It's all in how you play the game, reproduced with permission from EncoreMichigan.com.
Lamentably postponed and long anticipated, Magenta Giraffe Theatre's production of "The Maids" (by Jean Genet, translated by Bernard Frechtman) is categorically worth the wait. Closing the season with a daring ideological text that harkens back to the company's initial production of Sartre's "No Exit," director Frannie Shepherd-Bates use cresting tension and the crucial force of opposites to dabble in a dangerous game and see it through to mind-bending ends.
In a posh bedroom, an impulsive woman clad in only a slip (Jaclyn Strez) mercilessly berates a demure woman dressed as a maid (Molly McMahon). The melodramatics of the exchange could be mistaken for a soap opera, but for good reason, which the attentive viewer will begin to pick up from the first smooth instances of interjection and name correcting. Indeed, these are hardly line flubs, but rather carefully laid exposition: The two are sisters, both of them maids, engaging in a vindictive fantasy of the "I'll be her and you be me" variety while their mistress is out of the house.
And what a house it is. Designer Adam Crinson saturates the tastefully detailed set with color at its periphery, both juxtaposing and complementing the modified French provincial aesthetic. The foreground is subjected to regimented contrasts, piled-on patterns and extremes tied together by their dearth of pigment. As it turns out, most everything in this world is reduced to black and white, from Crinson's meticulous set dressing and properties, to Katie Casebolt's vastly symbolic costumes, to the mindsets of the sisters themselves. Because their identities as maids are no more material to them than the ceremonial games they play, the divide between authentic and artificial self further feeds into the polar dualities they allow to consume them: light and dark, master and servant, innocent and guilty, leader and follower, winner and loser, life and death.
The slow reveal of the play's conceit beneath the conceit is brilliantly served by Strez and McMahon. The former's flinty take on her unseen employer manages to be both despicable and strangely aspirational, while the latter's occasional defiant ad-lib hints at the pair's true dynamic and, more importantly, copacetic principles. As is prone to happen when one's time is not one's own, the ritual must be cut short in anticipation of the Madame's return.
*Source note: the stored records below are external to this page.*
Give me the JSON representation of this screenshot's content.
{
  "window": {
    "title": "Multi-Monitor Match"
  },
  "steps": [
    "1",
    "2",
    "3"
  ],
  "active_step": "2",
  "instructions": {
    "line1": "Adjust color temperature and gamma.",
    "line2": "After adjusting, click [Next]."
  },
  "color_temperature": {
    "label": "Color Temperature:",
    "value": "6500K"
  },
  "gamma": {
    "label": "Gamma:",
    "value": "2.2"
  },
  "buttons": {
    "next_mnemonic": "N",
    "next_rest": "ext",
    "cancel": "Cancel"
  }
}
Yet even as the sisters tidy the ransacked room, lingering resentments hover and permeate the conversation, making clear a murky divide that exists between their violent imaginations and vengeful realities. As the sisters' cogent deliberations turn eerily toward enacting the mayhem of their game play, the power of opposing energies makes the developments believable, with tempestuous Strez's peaks and valleys volleying off McMahon's venomous suggestion and powerfully icy burn; it's a truly terrible partnership and a wanton pleasure to witness.
Another scenario is suddenly conjured by the long-awaited appearance of the employer, that effusively self-interested Madame (Meredith Gifford). Whether she is as bad as the sisters portray her or whether she is being seen through their lens is for the viewer to decide; in either case, this is a marvelous monster indeed. Between histrionic guilt, misplaced overcompensation, and hateful bemusement, her relatively brief appearance heaps context and empathy onto a heretofore-narrow worldview, but Gifford's finest contribution is the pure comic sharpness of her detestable privilege-blind superiority. Through her, the prospect of Madame's elimination can safely shift from a position of dread to delectable possibility.
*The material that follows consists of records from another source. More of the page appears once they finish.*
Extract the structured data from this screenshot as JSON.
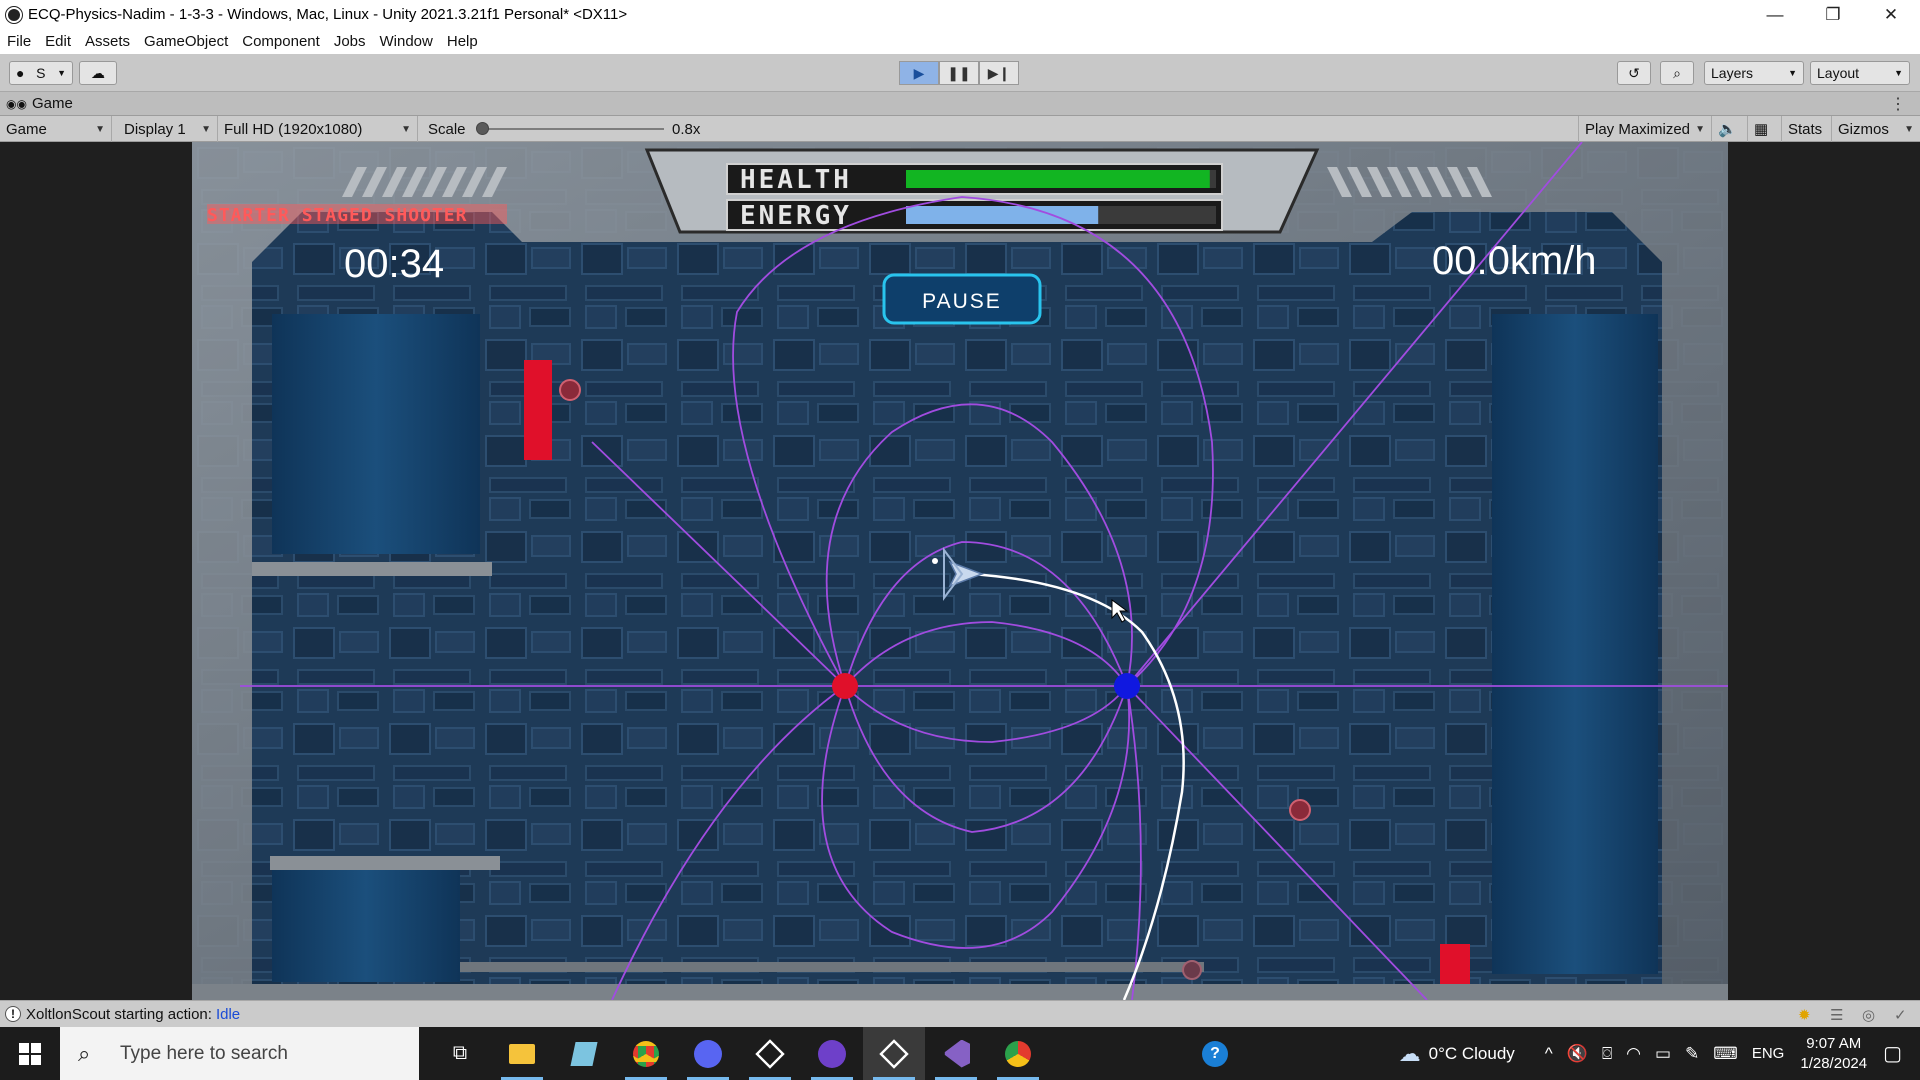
{
  "window": {
    "title": "ECQ-Physics-Nadim - 1-3-3 - Windows, Mac, Linux - Unity 2021.3.21f1 Personal* <DX11>",
    "controls": [
      "—",
      "❐",
      "✕"
    ]
  },
  "menu": [
    "File",
    "Edit",
    "Assets",
    "GameObject",
    "Component",
    "Jobs",
    "Window",
    "Help"
  ],
  "toolbar": {
    "account_label": "S",
    "layers_label": "Layers",
    "layout_label": "Layout",
    "play_active": true
  },
  "tab": {
    "label": "Game"
  },
  "game_controls": {
    "mode": "Game",
    "display": "Display 1",
    "resolution": "Full HD (1920x1080)",
    "scale_label": "Scale",
    "scale_value": "0.8x",
    "scale_fraction": 0.0,
    "play_mode": "Play Maximized",
    "stats": "Stats",
    "gizmos": "Gizmos"
  },
  "game": {
    "subtitle": "STARTER STAGED SHOOTER",
    "timer": "00:34",
    "speed": "00.0km/h",
    "health_label": "HEALTH",
    "energy_label": "ENERGY",
    "health_fraction": 0.98,
    "energy_fraction": 0.62,
    "pause_label": "PAUSE"
  },
  "status": {
    "message": "XoltlonScout starting action:",
    "action": "Idle"
  },
  "taskbar": {
    "search_placeholder": "Type here to search",
    "weather": "0°C  Cloudy",
    "language": "ENG",
    "time": "9:07 AM",
    "date": "1/28/2024"
  },
  "colors": {
    "play_accent": "#8fb3e6",
    "health_bar": "#12b522",
    "energy_bar": "#7fb2ea",
    "field_lines": "#a14ce0",
    "positive_charge": "#e0102a",
    "negative_charge": "#1018e0",
    "subtitle": "#ff5a5a"
  }
}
Where the play succeeds is in making plain its many possible, fascinating, and intertwined facets of play-acting and reality, even as they continue to invert and gain complexity by turns. The more strenuous task is to keep the viewer invested in an ultimate purpose; otherwise, it's like being asked to feed Schrodinger's cat – faced with an indecipherable puzzle, it's too easy to simply pour out some kibble and wander away. Here, the play's steady modulation through late revelations and persistently added layers serve to make things less transparent, not more, threatening to disengage the viewer from an enigma that so thoroughly refuses to be known. Yet it's a relatively minor complaint in light of this show's extremely high degree of difficulty, translating to a gentle muddle of concluding beats that don't quite meet the promise of a tremendous existential foundation.
With a firm grasp on its dichotomies and an impressive ability to turn on a dime, "The Maids" delivers no shortage of intellectual rigor bolstered by riveting stakes. This production's strident tone, extravagant performances, and fundamental teamwork lay the groundwork for an insistent treatise on the roles we take on within our relationships, jobs, and society, as well as how we define them (and they us).
It takes a ruthless company to tackle such a cagey offering, but Magenta Giraffe has again proven its mettle for posing huge questions and running headlong at them.